This turns frontline staff into a dynamic quality assurance (QA) layer that strengthens the relevance, reliability, and usability of AI applications, from Agent Assist to FAQ bots to Retrieval Augmented Generation (RAG)-based knowledge retrieval. It also closes the loop between customer context, knowledge quality, and employee enablement, improving outcomes on all fronts. 
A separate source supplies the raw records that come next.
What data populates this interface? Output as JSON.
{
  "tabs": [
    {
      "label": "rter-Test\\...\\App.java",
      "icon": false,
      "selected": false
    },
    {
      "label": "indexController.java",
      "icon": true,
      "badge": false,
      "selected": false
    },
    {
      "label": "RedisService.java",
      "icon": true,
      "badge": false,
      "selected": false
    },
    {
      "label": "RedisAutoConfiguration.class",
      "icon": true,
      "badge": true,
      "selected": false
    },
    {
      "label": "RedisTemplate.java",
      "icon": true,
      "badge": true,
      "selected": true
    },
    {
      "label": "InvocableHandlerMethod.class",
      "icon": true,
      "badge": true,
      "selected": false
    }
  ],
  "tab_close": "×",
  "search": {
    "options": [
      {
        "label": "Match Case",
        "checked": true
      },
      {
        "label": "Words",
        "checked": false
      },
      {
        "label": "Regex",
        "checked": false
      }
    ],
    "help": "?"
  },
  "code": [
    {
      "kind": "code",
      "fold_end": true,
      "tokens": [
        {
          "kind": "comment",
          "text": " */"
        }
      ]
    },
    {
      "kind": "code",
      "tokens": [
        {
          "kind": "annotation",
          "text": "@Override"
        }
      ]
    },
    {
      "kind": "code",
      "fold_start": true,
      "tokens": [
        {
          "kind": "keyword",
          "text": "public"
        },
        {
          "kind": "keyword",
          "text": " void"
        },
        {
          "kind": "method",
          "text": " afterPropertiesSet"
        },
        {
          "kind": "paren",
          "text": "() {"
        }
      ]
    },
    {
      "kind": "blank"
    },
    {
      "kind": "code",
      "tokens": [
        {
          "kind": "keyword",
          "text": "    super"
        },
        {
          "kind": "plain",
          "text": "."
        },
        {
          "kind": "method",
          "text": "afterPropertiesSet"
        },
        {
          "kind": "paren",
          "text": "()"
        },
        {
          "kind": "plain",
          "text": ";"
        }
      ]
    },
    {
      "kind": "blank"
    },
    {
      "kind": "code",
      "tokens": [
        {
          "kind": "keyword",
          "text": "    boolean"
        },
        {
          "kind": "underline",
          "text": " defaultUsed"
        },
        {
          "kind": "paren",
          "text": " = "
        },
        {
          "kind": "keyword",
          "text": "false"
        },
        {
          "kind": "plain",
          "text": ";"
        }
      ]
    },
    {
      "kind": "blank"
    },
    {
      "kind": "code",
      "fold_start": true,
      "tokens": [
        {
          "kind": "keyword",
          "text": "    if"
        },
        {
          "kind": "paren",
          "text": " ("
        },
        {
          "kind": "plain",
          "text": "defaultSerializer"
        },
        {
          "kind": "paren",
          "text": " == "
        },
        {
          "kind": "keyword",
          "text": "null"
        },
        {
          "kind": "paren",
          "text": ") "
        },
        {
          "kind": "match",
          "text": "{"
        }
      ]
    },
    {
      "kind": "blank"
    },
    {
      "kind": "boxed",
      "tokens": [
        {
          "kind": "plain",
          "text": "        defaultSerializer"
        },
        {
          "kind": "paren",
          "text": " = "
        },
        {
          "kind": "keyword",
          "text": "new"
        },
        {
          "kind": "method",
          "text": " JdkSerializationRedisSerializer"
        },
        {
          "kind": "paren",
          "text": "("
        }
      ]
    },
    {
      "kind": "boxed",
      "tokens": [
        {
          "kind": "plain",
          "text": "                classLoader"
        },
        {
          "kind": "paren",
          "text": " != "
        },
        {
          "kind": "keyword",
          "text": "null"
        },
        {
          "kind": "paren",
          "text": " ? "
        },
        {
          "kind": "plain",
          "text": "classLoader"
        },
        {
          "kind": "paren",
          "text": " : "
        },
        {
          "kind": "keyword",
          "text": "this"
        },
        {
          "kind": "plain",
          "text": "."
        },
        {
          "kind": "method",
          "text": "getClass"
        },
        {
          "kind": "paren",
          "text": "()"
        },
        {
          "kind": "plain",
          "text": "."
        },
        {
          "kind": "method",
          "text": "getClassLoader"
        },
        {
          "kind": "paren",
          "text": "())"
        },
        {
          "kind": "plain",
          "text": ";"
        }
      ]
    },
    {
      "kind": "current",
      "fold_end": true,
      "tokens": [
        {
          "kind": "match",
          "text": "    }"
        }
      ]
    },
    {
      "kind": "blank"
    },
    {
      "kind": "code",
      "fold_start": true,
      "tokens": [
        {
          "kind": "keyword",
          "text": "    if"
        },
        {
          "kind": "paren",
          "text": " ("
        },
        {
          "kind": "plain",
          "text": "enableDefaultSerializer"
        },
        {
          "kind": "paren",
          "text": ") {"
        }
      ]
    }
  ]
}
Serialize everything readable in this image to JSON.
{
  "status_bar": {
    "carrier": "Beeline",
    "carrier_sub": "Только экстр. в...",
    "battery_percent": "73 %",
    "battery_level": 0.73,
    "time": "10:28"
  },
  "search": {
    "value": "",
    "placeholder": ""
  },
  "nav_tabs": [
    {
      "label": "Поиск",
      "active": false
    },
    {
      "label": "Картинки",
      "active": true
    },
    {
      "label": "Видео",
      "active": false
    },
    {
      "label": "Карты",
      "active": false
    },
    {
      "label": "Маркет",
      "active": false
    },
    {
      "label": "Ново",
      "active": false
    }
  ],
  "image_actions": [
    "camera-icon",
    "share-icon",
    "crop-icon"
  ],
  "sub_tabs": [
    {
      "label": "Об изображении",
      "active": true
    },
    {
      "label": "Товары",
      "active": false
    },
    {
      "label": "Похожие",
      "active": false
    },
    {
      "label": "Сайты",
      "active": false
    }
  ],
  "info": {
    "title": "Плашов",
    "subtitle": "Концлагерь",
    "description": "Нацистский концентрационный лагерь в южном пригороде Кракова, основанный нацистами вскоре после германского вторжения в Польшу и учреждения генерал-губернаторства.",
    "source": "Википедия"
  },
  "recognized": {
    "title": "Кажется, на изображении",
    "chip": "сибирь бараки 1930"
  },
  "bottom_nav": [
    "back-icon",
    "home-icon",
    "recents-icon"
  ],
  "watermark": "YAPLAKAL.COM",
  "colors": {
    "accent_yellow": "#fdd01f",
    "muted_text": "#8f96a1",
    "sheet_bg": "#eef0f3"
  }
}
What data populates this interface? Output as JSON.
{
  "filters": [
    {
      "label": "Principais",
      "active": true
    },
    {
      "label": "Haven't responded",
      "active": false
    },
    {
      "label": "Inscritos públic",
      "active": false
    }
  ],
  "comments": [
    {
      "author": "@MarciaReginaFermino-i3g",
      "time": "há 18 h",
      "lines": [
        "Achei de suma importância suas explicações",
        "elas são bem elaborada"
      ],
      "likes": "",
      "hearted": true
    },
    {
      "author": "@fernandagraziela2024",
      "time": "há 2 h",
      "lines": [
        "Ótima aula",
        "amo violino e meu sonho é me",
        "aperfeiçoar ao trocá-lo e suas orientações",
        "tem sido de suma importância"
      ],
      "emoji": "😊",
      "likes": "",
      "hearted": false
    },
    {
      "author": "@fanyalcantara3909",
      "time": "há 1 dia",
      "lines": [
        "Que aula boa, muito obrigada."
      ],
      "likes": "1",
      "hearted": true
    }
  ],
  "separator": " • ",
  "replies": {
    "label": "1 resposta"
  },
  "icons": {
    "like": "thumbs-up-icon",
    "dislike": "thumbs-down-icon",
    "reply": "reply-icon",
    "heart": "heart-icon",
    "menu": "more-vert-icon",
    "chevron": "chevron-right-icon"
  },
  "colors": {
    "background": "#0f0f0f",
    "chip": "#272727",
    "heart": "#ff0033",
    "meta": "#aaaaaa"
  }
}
Once these opportunities are clearly understood and your AI is fuelled by real-time, validated data, the next phase is to apply automation and augmentation where it delivers the most value. This could be to enhance digital self-service with better design and proactive guidance or to resolve low-complexity, repetitive contacts using Agentic AI. Or perhaps the contact centre can use AI Assistants to improve agent productivity and accuracy by surfacing contextual knowledge, suggesting next best actions, and auto-updating systems. Or the use might be more subtle, with AI used to continuously categorise, route, and summarise interactions using AI trained by and with human input. 

This is where AI becomes additive rather than disruptive. It frees up agent time, reduces cognitive load, and improves consistency, while allowing the human workforce to focus on high-value, emotionally nuanced, or complex interactions. 

Breaking Out of the Walled Gardens 

Another reason many AI projects stumble is not because the technology isn’t sound but because organisations lack access to the validated data needed to power it. RAG, for example, promises smarter, context-rich responses but it fails without high-quality reference data and real-time context about the customer journey. 

If your AI tools don’t know who the agent is, what system they’re using, or what the customer already tried online, then they’ll always be ineffective. To fix this, the industry needs to abandon the “walled garden” architectures of legacy vendors and embrace open, interoperable, plug-and-play platforms that enable this interrelated real-time data modelling. Only then will AI move beyond the prototype stage. 

From Cost Centre to Value Engine 

The digital transformation brought about by AI is about more than meeting technical goals; it’s an opportunity to rethink the entire CX cost model. By deflecting low-effort interactions through improved self-service and automation, companies can reduce their overall cost to serve while reinvesting in richer, more meaningful human interactions that build relationships, loyalty, and lifetime value. 

In doing so, we move beyond cost-per-contact and ASA as dominant metrics, toward more customer-centric measures such as Customer Effort Score (CES), resolution quality, and customer sentiment. It’s here that AI not only reduces friction but empowers both agents and customers to engage in more valuable ways. 

In summary, AI is not failing in CX because it lacks capability. It’s failing because it’s being deployed on shaky foundations that miss context, utilise fragmented data, and demonstrate a lack of integration. But with a phased, pragmatic approach, rooted in understanding, analysis, and then intelligent application it’s possible to reverse that trend. 

Crucially, human contact centre agents are not being replaced by AI but remain integral to its success. They are the real-time validators, curators, and enablers of AI quality and customer relevance. With their assistance, and if we get this right, AI will not just reduce cost but will help us reinvest that value into human-led engagements that create lasting relationships and drive real business outcomes.